「古い家は寒い」は本当? 築50年以上の団地を調べた研究から見えてきたこと

こんにちは!毎年やってきてくれるつばめの子育てや大合唱が賑やかすぎて、ついつい話しかけてしまう代表の小澤雅志です(*≧m≦) 

日の出から日の入りまで、かいがいしく世話をする姿は、みていて癒されながらも頭がさがります(●´з`)


先日、大学の先生方による「築50年以上の古い団地の住環境」に関する研究資料を読む機会がありました。

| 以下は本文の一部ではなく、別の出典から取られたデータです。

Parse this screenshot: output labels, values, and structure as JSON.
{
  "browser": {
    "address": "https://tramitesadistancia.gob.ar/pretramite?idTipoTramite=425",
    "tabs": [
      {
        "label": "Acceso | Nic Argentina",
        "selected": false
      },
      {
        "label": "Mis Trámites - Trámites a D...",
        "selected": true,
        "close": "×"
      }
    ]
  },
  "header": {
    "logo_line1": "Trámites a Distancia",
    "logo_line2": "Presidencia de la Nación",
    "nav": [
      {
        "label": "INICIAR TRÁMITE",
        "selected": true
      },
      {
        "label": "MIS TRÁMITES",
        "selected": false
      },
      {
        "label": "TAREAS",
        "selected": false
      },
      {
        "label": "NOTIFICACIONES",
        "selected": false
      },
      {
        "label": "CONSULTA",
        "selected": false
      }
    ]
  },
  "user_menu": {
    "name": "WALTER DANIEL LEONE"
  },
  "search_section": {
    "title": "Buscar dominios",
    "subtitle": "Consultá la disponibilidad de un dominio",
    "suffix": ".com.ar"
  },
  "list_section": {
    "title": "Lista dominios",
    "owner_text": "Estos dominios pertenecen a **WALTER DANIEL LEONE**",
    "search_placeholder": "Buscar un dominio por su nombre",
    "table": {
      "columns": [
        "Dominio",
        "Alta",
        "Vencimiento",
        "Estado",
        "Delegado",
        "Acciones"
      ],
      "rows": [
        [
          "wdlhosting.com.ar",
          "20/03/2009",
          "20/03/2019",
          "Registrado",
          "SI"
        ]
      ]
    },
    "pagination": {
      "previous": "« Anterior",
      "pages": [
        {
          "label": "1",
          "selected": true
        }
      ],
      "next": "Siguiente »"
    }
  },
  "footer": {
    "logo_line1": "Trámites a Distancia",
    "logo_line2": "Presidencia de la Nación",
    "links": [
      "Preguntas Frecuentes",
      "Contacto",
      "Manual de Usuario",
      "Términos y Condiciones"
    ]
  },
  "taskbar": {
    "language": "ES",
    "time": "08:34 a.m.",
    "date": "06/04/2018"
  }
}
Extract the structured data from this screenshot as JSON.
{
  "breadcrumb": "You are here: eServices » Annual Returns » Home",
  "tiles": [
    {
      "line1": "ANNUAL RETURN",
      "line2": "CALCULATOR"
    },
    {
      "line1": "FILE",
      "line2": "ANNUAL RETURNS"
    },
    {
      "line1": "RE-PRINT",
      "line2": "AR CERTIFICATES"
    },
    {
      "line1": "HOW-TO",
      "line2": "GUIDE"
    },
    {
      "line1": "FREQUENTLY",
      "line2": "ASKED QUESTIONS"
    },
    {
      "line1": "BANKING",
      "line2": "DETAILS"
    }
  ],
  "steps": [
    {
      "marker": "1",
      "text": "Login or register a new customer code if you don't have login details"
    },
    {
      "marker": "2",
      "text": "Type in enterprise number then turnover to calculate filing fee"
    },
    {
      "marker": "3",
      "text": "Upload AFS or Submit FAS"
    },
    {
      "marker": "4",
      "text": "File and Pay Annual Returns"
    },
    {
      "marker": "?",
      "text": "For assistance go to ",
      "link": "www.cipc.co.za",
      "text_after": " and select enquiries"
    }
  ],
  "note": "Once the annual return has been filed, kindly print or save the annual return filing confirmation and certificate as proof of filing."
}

専門的な内容でしたが、住宅づくりやリノベーションを考える上で、とても興味深い内容でした。

「古い家=寒くて住めない」は本当?

今回調査されたのは、1968年(昭和43年)に建てられた築50年以上の団地です。

私とほとんど変わらないです(昭和44年生まれ)


現在の住宅と比べると、

外壁に断熱材なし
アルミサッシ+単板ガラス
気密性能も高くない

という、いわゆる「昔の家」です。
私の実家もこんな感じでした。


「こんな家、冬はとても寒いのでは?」

と思われるかもしれません。

しかし実際に測定してみると、リビングをエアコンで暖房した場合、22℃前後の快適な温度を保つことができていました。

ただし、暖房を止めると一気に寒くなる

部屋によっては、一日の中で9℃もの温度差が生じることも確認されました。

今の住宅で一番問題になっている部分かもしれません


つまり、
「暖房すれば暖かい」

けれど、
「暖房を止めると寒い」

という状態です。

まあ、当たり前のことですが、今の住宅の作り方とは程遠いですね


これは、断熱性能が低いため、せっかく暖めた熱が外へ逃げてしまうからですね。


太陽の熱は思った以上に大きい

この研究記事の中で私が特に興味深かったのは、日射取得の効果です。

南側の窓から日差しが入ることで、室温が自然に上昇していました。

つまり、

家の快適さは、

「エアコンの性能」

だけではなく、

太陽の光をどう取り込むか
熱をどう逃がさないか

によって大きく変わるということです。

これは、私たちが普段から大切にしている「パッシブ設計」の考え方そのものです。

昔の家(さざえさんの家)によくある縁側。
冬の日差しがあるときは、ぽかぽかしてあったかい~

そんなイメージですね。


今回の研究を読んで改めて感じたのは、

「古い家だからダメ」ではないということです。

建て替えることも一つの方法ですが、

窓を変える
断熱性能を高める
気密を改善する
太陽の熱を上手に利用する

こうした工夫によって、既存住宅はまだまだ活かすことができます。


そして何より大切なのは、

「なんとなく暖かそう」ではなく、実際に測定して確かめること。

室温や電気使用量、壁の温度などを数値で確認することで、

「どこを改善すれば、どれだけ快適になるのか」

が見えてきます。

これからの家づくりは「壊して建てる」だけではない

日本には多くの既存住宅があります。

これからは、

「新築か、我慢するか」

ではなく、

今ある住まいを活かしながら、性能を高めていく時代

になっていくのではないかと思います。

私たち小澤工務店も、

「機械に頼りすぎず、太陽や風など自然の力を上手に利用しながら、快適で長く住み続けられる住まい」

を目指して、これからも学び続けていきたいと思います。


弊社も取り組んでいますが「性能向上リノベーション」という言葉をよく耳にします。

しかし、本当に大切なのは断熱材の厚さや数字だけではありません。

「この家で暮らす人が、冬も夏も気持ちよく過ごせるかどうか」

そこを考えながら、一軒一軒の住まいと向き合っていきたいと思っています。

※本記事は、田島昌樹先生らによる「築古共同住宅の室内環境及びエネルギー性能向上に関する研究(その1・その2)」を使用した研修の感想が主です。